A revocable trust, often called a "living" trust". The owner of an asset, during the owner’s lifetime, completes the paperwork and transfers the asset to a new ownership (the trustee under the living trust.) 

For example, George and Barbara create a living trust and transfer their home to trust ownership. When George and Barbara die, the home (being owned by the trust) is not in the probate estate of either of them. Once both George and Barbara have died, the home is dealt with in the manner they directed in the trust document.

A living trust is also a “naming document”. It names who will receive assets owned by the trust. It also names a trustee (the person in charge of the assets) and successor trustees.

The primary reason to create a living trust is to avoid probate. Assets transferred before death to a living trust are removed from the probate estate.

Living trusts can also provide for lifetime asset management.

Financial Power of Attorney

An ordinary power of attorney is a legal document, signed by a competent person, which gives another person the authority to handle some or all the first person’s affairs. The first person is called the “principal.” The individual acting on behalf of the principal is called the “agent” or “attorney-in-fact” (although he or she need not actually be an attorney). Lawyers usually prepare powers of attorney.


A power of attorney is only valid if the principal was mentally competent when he signed it, and powers of attorney generally end automatically when the principal dies or becomes incapacitated. 


An ordinary power of attorney is good only as long as the principal is mentally alert. A durable power of attorney is a special kind of power of attorney that continues to operate even after the principal becomes incapacitated. 

Healthcare Power of Attorney

A Healthcare Power of Attorney allows for health care decisions to be made by an agent or proxy chosen in advance. Healthcare Power of Attorney are health-oriented variations of a general form for proxy decisionmaking known as a power of attorney.
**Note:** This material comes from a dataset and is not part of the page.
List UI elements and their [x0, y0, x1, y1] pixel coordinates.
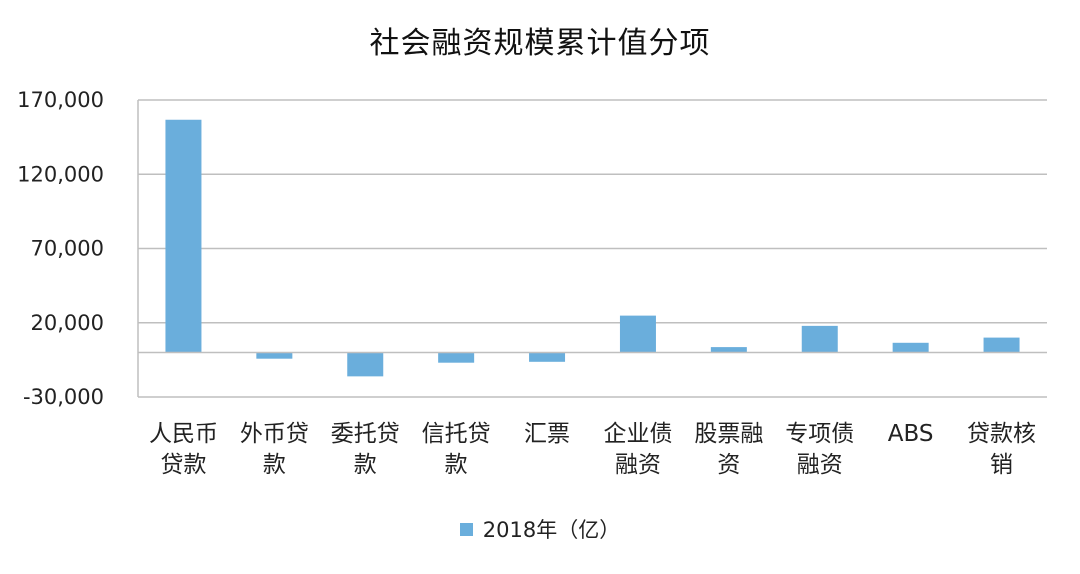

Where a living will is only effective when you are incapacitated and either dying or permanently unconscious, a Healthcare Power of Attorney is in effect all the time. You may be ill or seriously injured but not dying. You may simply need someone to advocate for you and see that appropriate decisions are made concerning your health care.

Living Will

 A living will is a document in which you state that you do not wish to receive lifeprolonging treatment in the event you suffer a terminal illness or become permanently unconscious and become incompetent to make health care decisions.